# comment installer w10 iso via bootcamp ?



## 69sirius (1 Août 2018)

Bonjour j'ai lu beaucoup de choses sur les soucis W10 sur OS
je suis prochainement en formation et j'ai besoin d'une partition Windows 10 télécharger sur le site Microsoft lis en 64 bits
 quand je veux l'installer sur macOS il me dit que ma clé n' est pas assez grande (formaté en MS-DOS ou en EXFAT )i elle fait 32 GB
je ne comprends pas merci de votre aide precieuse


----------



## Locke (1 Août 2018)

C'est bien, mais sur quel modèle de Mac ? Que dis /A propos de ce mac ?

Le dernier fichier .iso officiel de Windows 10 porte le nom exact de *Win10_1803_French_x64.iso* pèse 4,72 Go et il faut télécharger la version en 64 bits.



69sirius a dit:


> quand je veux l'installer sur macOS il me dit que ma clé n' est pas assez grande (formaté en MS-DOS ou en EXFAT )i elle fait 32 GB


Installer quoi dans ta clé USB ?

Assistant Boot Camp propose de télécharger _(ou pas selon le modèle de Mac)_ dans une clé USB formatée en FAT32 les pilotes/drivers qui serviront une fois l'installation de Windows terminée et la somme des fichiers ne font que 1,35 Go ou légèrement supérieur.


----------



## 69sirius (2 Août 2018)

Voici mes infos : je ne suis pas tres fort en info, c est boot camp qui me dit que ma cle USB  est trop petite , perso voici ce que je vois


----------



## 69sirius (2 Août 2018)

dans tous les cas merci pour ta réponse locke


----------



## Locke (2 Août 2018)

Ton iMac de 2013 te permet en effet d'utiliser un fichier .iso qui est bien le bon. Il te reste 270 Go de libre, tu pourrais très bien attribuer entre 75 et 100 Go pour la partition Windows.
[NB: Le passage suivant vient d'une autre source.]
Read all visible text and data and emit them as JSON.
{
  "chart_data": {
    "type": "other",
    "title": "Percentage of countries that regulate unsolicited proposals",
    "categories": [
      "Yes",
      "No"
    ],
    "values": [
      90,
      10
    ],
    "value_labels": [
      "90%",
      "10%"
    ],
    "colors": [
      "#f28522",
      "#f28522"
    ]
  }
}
Dans ton cas et au vu des copies écran, je cocherais ces 2 cases...




...et cette interface change très souvent en fonction de l'année d'un Mac _(matériel interne)_.

Ta clé USB étant dans le bon format, dans un premier temps Assistant Boot Camp téléchargera les pilotes/drivers dans cette clé USB, dans un deuxième temps lancera l'interface d'installation de Windows. Il te faudra choisir la taille de la partition pour Windows, il y aura un début d'installation et un arrêt. Dans la fenêtre d'installation, il faudra formater la partition temporaire qui est en FAT32 en NTFS. Attention, l'option Formater est écrit en tout petit, il faudra bien sélectionner la partition qui aura pour nom BOOTCAMP en majuscules et pas une autre, ensuite l'installation se poursuivra jusqu'à la fin.


----------



## 69sirius (3 Août 2018)

ok je vais essayer mais puis je instllaller une partion sur monDD exrterne raccordé en USB 3(1 To) pour plus de facilité ?


----------



## Locke (3 Août 2018)

69sirius a dit:


> ok je vais essayer mais puis je instllaller une partion sur monDD exrterne raccordé en USB 3(1 To) pour plus de facilité ?
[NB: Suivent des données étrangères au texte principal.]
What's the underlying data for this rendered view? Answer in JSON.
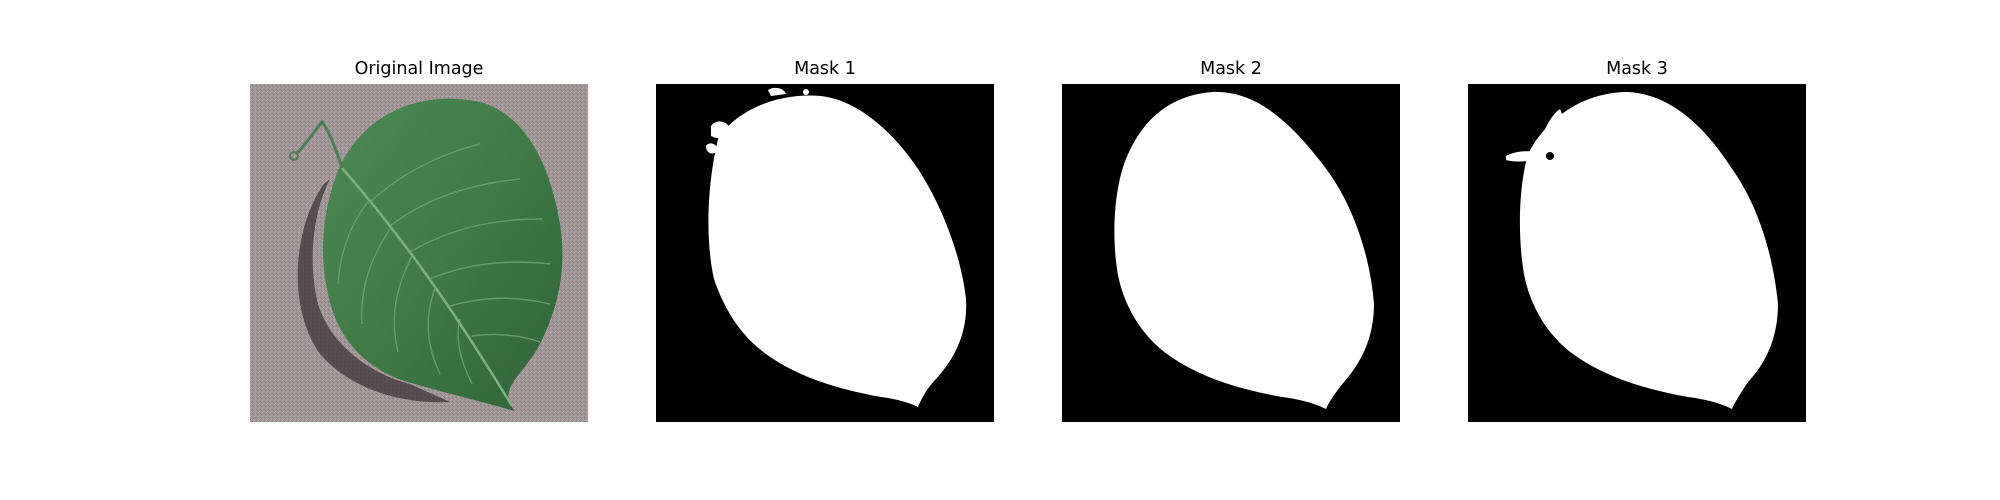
{
  "figure": {
    "panels": [
      {
        "title": "Original Image",
        "content": "leaf photograph on gray background"
      },
      {
        "title": "Mask 1",
        "content": "binary segmentation mask"
      },
      {
        "title": "Mask 2",
        "content": "binary segmentation mask"
      },
      {
        "title": "Mask 3",
        "content": "binary segmentation mask"
      }
    ],
    "colors": {
      "background_gray": "#9e9194",
      "leaf_green": "#3f7a47",
      "mask_foreground": "#ffffff",
      "mask_background": "#000000"
    }
  }
}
Assistant Boot Camp refusera catégoriquement de faire la moindre installation dans un disque dur externe !


----------



## 69sirius (3 Août 2018)

OK merci beaucoup je viens de passer 2 h 45 sur le net et avec un gars de LDLC : installation virtualbox et cela marche tout seule : du bonheur merci dans tout les cas a toi!!!


----------



## Locke (3 Août 2018)

69sirius a dit:


> OK merci beaucoup je viens de passer 2 h 45 sur le net et avec un gars de LDLC : installation virtualbox et cela marche tout seule : du bonheur merci dans tout les cas a toi!!!
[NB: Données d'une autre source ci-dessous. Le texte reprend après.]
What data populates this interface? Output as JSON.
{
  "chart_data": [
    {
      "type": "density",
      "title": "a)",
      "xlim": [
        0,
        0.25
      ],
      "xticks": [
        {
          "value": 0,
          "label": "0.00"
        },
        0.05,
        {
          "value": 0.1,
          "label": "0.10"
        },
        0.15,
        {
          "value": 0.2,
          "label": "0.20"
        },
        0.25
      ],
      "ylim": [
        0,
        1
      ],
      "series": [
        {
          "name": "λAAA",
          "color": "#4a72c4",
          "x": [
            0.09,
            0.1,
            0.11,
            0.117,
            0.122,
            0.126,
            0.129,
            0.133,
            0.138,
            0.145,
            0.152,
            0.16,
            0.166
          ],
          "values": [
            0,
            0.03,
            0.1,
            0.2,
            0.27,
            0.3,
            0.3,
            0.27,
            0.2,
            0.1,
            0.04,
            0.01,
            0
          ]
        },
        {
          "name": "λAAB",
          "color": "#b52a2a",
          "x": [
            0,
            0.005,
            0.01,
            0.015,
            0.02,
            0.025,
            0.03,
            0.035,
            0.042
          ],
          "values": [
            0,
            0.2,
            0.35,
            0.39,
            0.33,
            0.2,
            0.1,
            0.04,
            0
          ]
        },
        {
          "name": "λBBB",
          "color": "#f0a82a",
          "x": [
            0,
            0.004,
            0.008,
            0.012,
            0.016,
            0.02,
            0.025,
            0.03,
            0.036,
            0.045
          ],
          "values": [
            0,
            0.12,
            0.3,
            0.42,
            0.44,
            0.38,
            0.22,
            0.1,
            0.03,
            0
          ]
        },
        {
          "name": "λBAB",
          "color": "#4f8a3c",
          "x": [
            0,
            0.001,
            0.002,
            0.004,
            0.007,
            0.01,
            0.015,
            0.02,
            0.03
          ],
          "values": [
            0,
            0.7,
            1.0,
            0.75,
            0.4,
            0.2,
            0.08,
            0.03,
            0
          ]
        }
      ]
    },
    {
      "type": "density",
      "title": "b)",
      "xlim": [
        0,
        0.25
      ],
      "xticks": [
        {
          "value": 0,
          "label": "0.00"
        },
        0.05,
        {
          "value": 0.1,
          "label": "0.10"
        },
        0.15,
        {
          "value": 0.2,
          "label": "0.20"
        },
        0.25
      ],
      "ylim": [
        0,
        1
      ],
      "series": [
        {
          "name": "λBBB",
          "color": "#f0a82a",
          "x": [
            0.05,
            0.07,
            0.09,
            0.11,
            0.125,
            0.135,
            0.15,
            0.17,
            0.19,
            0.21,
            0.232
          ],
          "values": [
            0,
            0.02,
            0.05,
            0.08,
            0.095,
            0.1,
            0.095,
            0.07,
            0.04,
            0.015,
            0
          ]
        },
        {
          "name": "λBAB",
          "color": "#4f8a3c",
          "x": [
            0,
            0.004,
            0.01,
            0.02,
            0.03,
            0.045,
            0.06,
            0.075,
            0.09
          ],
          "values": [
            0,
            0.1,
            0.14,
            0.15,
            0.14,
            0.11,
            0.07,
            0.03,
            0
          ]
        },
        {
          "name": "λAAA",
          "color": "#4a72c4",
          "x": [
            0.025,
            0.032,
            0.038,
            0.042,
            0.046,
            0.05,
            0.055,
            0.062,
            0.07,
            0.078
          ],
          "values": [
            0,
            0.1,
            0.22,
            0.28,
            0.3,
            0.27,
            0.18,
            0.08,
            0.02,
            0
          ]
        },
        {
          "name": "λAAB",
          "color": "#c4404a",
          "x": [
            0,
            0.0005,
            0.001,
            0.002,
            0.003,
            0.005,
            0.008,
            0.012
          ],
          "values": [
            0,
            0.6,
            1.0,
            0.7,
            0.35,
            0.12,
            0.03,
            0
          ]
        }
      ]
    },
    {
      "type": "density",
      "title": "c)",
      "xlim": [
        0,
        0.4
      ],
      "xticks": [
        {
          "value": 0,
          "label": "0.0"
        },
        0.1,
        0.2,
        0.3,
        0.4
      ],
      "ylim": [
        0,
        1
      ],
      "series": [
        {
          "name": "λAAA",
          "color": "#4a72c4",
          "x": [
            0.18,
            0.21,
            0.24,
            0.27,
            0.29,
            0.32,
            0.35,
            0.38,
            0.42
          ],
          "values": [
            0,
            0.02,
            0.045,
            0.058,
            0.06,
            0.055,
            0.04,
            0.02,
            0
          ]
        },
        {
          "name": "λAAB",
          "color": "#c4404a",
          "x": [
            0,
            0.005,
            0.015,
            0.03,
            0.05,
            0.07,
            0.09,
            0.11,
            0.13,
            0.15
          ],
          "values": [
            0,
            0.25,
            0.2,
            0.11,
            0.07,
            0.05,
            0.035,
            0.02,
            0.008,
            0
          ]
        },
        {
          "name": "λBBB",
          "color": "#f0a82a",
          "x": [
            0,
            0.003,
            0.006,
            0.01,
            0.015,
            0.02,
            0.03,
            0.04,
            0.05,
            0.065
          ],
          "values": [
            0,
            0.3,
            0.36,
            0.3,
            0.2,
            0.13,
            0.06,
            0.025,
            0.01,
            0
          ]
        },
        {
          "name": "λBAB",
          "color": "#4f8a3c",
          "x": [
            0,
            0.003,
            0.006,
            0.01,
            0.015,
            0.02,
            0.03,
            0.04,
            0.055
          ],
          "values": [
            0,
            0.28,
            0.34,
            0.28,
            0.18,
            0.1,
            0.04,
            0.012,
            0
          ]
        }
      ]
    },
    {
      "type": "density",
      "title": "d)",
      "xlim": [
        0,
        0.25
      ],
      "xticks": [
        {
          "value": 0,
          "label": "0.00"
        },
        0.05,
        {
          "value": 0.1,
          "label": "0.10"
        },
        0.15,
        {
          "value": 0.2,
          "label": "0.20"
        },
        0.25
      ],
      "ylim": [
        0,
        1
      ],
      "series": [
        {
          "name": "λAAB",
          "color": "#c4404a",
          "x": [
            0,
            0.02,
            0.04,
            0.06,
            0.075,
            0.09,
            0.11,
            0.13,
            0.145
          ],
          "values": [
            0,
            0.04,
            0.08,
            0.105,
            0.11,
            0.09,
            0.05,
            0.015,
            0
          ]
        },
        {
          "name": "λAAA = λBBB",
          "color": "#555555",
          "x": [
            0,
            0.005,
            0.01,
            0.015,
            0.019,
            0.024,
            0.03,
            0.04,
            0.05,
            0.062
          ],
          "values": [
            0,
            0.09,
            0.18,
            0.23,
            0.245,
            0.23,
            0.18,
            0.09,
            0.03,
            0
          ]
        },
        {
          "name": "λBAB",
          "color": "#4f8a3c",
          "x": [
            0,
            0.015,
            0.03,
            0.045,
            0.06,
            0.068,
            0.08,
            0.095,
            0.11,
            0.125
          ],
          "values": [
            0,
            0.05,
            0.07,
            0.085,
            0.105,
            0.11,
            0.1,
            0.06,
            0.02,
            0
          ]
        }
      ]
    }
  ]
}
Oui, la virtualisation est une autre possibilité, mais ça ne restera qu'une émulation, surtout au niveau processeur et de la puce ou carte graphique qui ne seront jamais exploitées. Avec ce type de logiciel on ne peut pas non plus utiliser toute la mémoire, ce sera au maximum la moitié de celle du Mac et tu peux oublier aussi les jeux.


----------



## Hitachi (5 Août 2018)

salut Locke je suis Hitachi et j'ai besoin d'une aide pour ma MacBook pro mi 2010 qui viens de passer sont compte administrateur en compte assistant en essayant de changer le nom administrateur aide moi pour créer un autre compte administrateur car je ne plus accès aux préférence pour régler même l'heure


----------



## Locke (5 Août 2018)

Hitachi a dit:


> salut Locke je suis Hitachi et j'ai besoin d'une aide pour ma MacBook pro mi 2010 qui viens de passer sont compte administrateur en compte assistant en essayant de changer le nom administrateur aide moi pour créer un autre compte administrateur car je ne plus accès aux préférence pour régler même l'heure


Aucun rapport avec Windows, de plus tu as déjà commencé à répondre ici #667, inutile de demander partout pour la même chose, ça n'ira pas plus vite.


----------